Le leggende supernaturalistiche sono quelle che si riferiscono al mondo degli esseri sopranormali, dei, demoni, eroi (nel cristianesimo santi, di cui si dice più sotto). Il primitivo infatti guarda la realtà con occhio non critico, ma mistico, cioè disposto a scorgere solo i moventi segreti che la producono, sia buoni, sia malvagi; sogni, malattie, morte, guarigioni, casi fortunati, tutto è dovuto all'azione di questi agenti.
Rientrano in questa categoria i miti animaleschi totemistici ossia relativi alla credenza che il gruppo (clan) discenda da una data specie animale a cui si attribuisce l'origine del clan. Vi appartengono i miti degli eroi fondatori e incivilitori che hanno condotto il gruppo nella regione che abbia, che gli hanno dato le istituzioni sociali, i riti, il modo di vita. La leggenda di Ercole come tipo di eroe nazionale, la leggenda di Buddha come tipo ideale filosofico-ascetico, la leggenda di Prometeo come eroe culturale per la scoperta del fuoco, rientrano in questa categoria.
Le leggende storiche sono quelle in cui la fantasia popolare deforma profondamente i dati della realtà per un fine in qualche modo utilitario e diretto o a integrare notizie sulle origini storiche di un gruppo, o a dar valore a insigni monumenti della religione o della vita sociale, o a esaltare e rendere tipiche le vicende storiche di un popolo.
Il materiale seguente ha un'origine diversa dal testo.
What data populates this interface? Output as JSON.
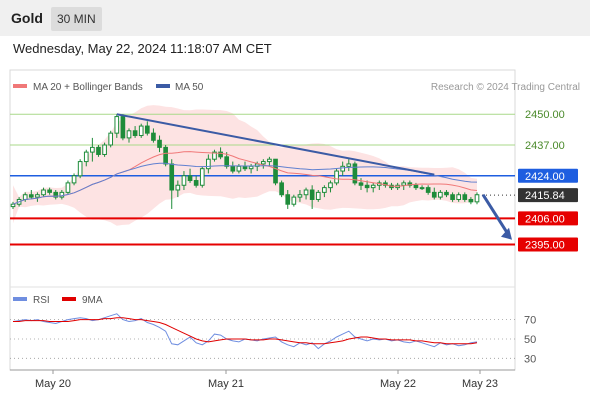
{
  "header": {
    "title": "Gold",
    "timeframe": "30 MIN",
    "datetime": "Wednesday, May 22, 2024 11:18:07 AM CET"
  },
  "legend": {
    "ma20_label": "MA 20 + Bollinger Bands",
    "ma50_label": "MA 50",
    "credit": "Research © 2024 Trading Central",
    "rsi_label": "RSI",
    "ma9_label": "9MA"
  },
  "colors": {
    "candle": "#1e8c3a",
    "ma20": "#f07878",
    "ma50": "#6080d0",
    "band_fill": "#fde3e3",
    "trendline": "#3b5ba5",
    "resistance": "#1e5ee0",
    "support": "#e60000",
    "pivot": "#333333",
    "target_line": "#a9d98a",
    "rsi": "#6f8ee0",
    "rsi_ma": "#e00000"
  },
  "chart_data": [
    {
      "type": "candlestick",
      "yrange": [
        2380,
        2456
      ],
      "x_ticks": [
        "May 20",
        "May 21",
        "May 22",
        "May 23"
      ],
      "price_levels": [
        {
          "value": 2450.0,
          "label": "2450.00",
          "kind": "target"
        },
        {
          "value": 2437.0,
          "label": "2437.00",
          "kind": "target"
        },
        {
          "value": 2424.0,
          "label": "2424.00",
          "kind": "resistance"
        },
        {
          "value": 2415.84,
          "label": "2415.84",
          "kind": "pivot"
        },
        {
          "value": 2406.0,
          "label": "2406.00",
          "kind": "support"
        },
        {
          "value": 2395.0,
          "label": "2395.00",
          "kind": "support"
        }
      ],
      "trendline": [
        [
          2450,
          2424.5
        ],
        [
          2424.5,
          2424
        ]
      ],
      "forecast_arrow": {
        "from": 2416,
        "to": 2397
      },
      "candles": [
        [
          2411,
          2413,
          2410,
          2412
        ],
        [
          2412,
          2415,
          2411,
          2414
        ],
        [
          2414,
          2417,
          2413,
          2416
        ],
        [
          2416,
          2418,
          2414,
          2415
        ],
        [
          2415,
          2417,
          2413,
          2416
        ],
        [
          2416,
          2419,
          2415,
          2418
        ],
        [
          2418,
          2419,
          2416,
          2417
        ],
        [
          2417,
          2418,
          2414,
          2415
        ],
        [
          2415,
          2418,
          2414,
          2417
        ],
        [
          2417,
          2422,
          2416,
          2421
        ],
        [
          2421,
          2425,
          2420,
          2424
        ],
        [
          2424,
          2431,
          2423,
          2430
        ],
        [
          2430,
          2435,
          2428,
          2434
        ],
        [
          2434,
          2440,
          2430,
          2436
        ],
        [
          2436,
          2437,
          2432,
          2433
        ],
        [
          2433,
          2438,
          2432,
          2437
        ],
        [
          2437,
          2443,
          2436,
          2442
        ],
        [
          2442,
          2450,
          2440,
          2449
        ],
        [
          2449,
          2450,
          2439,
          2440
        ],
        [
          2440,
          2444,
          2438,
          2443
        ],
        [
          2443,
          2445,
          2440,
          2441
        ],
        [
          2441,
          2446,
          2440,
          2445
        ],
        [
          2445,
          2447,
          2441,
          2442
        ],
        [
          2442,
          2444,
          2438,
          2439
        ],
        [
          2439,
          2441,
          2434,
          2436
        ],
        [
          2436,
          2437,
          2428,
          2429
        ],
        [
          2429,
          2431,
          2410,
          2418
        ],
        [
          2418,
          2422,
          2415,
          2420
        ],
        [
          2420,
          2426,
          2418,
          2424
        ],
        [
          2424,
          2427,
          2421,
          2422
        ],
        [
          2422,
          2424,
          2419,
          2420
        ],
        [
          2420,
          2428,
          2419,
          2427
        ],
        [
          2427,
          2433,
          2425,
          2431
        ],
        [
          2431,
          2435,
          2430,
          2434
        ],
        [
          2434,
          2436,
          2431,
          2432
        ],
        [
          2432,
          2434,
          2427,
          2428
        ],
        [
          2428,
          2430,
          2425,
          2426
        ],
        [
          2426,
          2429,
          2425,
          2428
        ],
        [
          2428,
          2430,
          2426,
          2427
        ],
        [
          2427,
          2429,
          2425,
          2428
        ],
        [
          2428,
          2430,
          2426,
          2429
        ],
        [
          2429,
          2431,
          2427,
          2430
        ],
        [
          2430,
          2432,
          2428,
          2431
        ],
        [
          2431,
          2431,
          2420,
          2421
        ],
        [
          2421,
          2422,
          2415,
          2416
        ],
        [
          2416,
          2418,
          2410,
          2412
        ],
        [
          2412,
          2416,
          2411,
          2415
        ],
        [
          2415,
          2418,
          2413,
          2416
        ],
        [
          2416,
          2419,
          2414,
          2418
        ],
        [
          2418,
          2420,
          2410,
          2414
        ],
        [
          2414,
          2418,
          2413,
          2417
        ],
        [
          2417,
          2420,
          2415,
          2419
        ],
        [
          2419,
          2422,
          2417,
          2421
        ],
        [
          2421,
          2427,
          2420,
          2426
        ],
        [
          2426,
          2430,
          2424,
          2428
        ],
        [
          2428,
          2431,
          2426,
          2429
        ],
        [
          2429,
          2430,
          2420,
          2421
        ],
        [
          2421,
          2423,
          2418,
          2420
        ],
        [
          2420,
          2422,
          2417,
          2419
        ],
        [
          2419,
          2421,
          2417,
          2420
        ],
        [
          2420,
          2422,
          2418,
          2421
        ],
        [
          2421,
          2422,
          2419,
          2420
        ],
        [
          2420,
          2421,
          2418,
          2419
        ],
        [
          2419,
          2421,
          2418,
          2420
        ],
        [
          2420,
          2422,
          2418,
          2421
        ],
        [
          2421,
          2422,
          2419,
          2420
        ],
        [
          2420,
          2421,
          2418,
          2419
        ],
        [
          2419,
          2420,
          2418,
          2419
        ],
        [
          2419,
          2420,
          2416,
          2417
        ],
        [
          2417,
          2419,
          2414,
          2415
        ],
        [
          2415,
          2418,
          2414,
          2417
        ],
        [
          2417,
          2418,
          2415,
          2416
        ],
        [
          2416,
          2417,
          2413,
          2414
        ],
        [
          2414,
          2417,
          2413,
          2416
        ],
        [
          2416,
          2417,
          2413,
          2414
        ],
        [
          2414,
          2415,
          2412,
          2413
        ],
        [
          2413,
          2417,
          2412,
          2416
        ]
      ]
    },
    {
      "type": "line",
      "yticks": [
        70,
        50,
        30
      ],
      "yrange": [
        20,
        82
      ],
      "series": [
        {
          "name": "RSI",
          "values": [
            68,
            69,
            70,
            69,
            70,
            68,
            67,
            66,
            68,
            70,
            71,
            72,
            71,
            69,
            70,
            72,
            74,
            76,
            70,
            68,
            69,
            71,
            67,
            65,
            62,
            58,
            45,
            44,
            48,
            52,
            46,
            44,
            48,
            55,
            54,
            50,
            48,
            47,
            50,
            49,
            48,
            50,
            51,
            52,
            47,
            44,
            42,
            46,
            44,
            46,
            40,
            45,
            48,
            52,
            55,
            58,
            52,
            50,
            48,
            50,
            49,
            50,
            48,
            49,
            47,
            46,
            48,
            46,
            44,
            42,
            46,
            44,
            45,
            43,
            44,
            46,
            47
          ]
        },
        {
          "name": "9MA",
          "values": [
            68,
            68,
            69,
            69,
            69,
            69,
            68,
            68,
            68,
            68,
            69,
            70,
            70,
            70,
            70,
            71,
            71,
            72,
            72,
            71,
            70,
            70,
            69,
            68,
            67,
            65,
            62,
            59,
            56,
            53,
            50,
            48,
            47,
            48,
            49,
            50,
            50,
            50,
            50,
            49,
            49,
            49,
            50,
            50,
            49,
            48,
            47,
            46,
            46,
            45,
            45,
            45,
            46,
            47,
            48,
            50,
            51,
            52,
            52,
            51,
            50,
            50,
            49,
            49,
            49,
            49,
            48,
            48,
            47,
            46,
            46,
            45,
            45,
            45,
            45,
            45,
            46
          ]
        }
      ]
    }
  ]
}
Così nella leggenda delle origini di Roma sono compendiate insieme la storia e le istituzioni della città. Romolo infatti nasce da Marte, il dio romano per eccellenza, e da Rea Silvia discendente dalla casa regnante di Alba Longa e rivestita del sacerdozio veneratissimo delle vestali, compie il sacrosanto rito di fondazione, inaugura l'auspicio, stabilisce il sinecìsmo con i Sabini, fonda il sacerdozio arvalico, sparisce al pari di Enea e diviene nume indigete.
Le leggende epiche appartengono anch'esse a questa categoria, perché sorgono da un nucleo storico e si sviluppano arricchendosi di elementi sempre congeniali all'indole del popolo e si coordinano ad altri avvenimenti o dati tutti cospiranti all'esaltazione del gruppo che le adotta.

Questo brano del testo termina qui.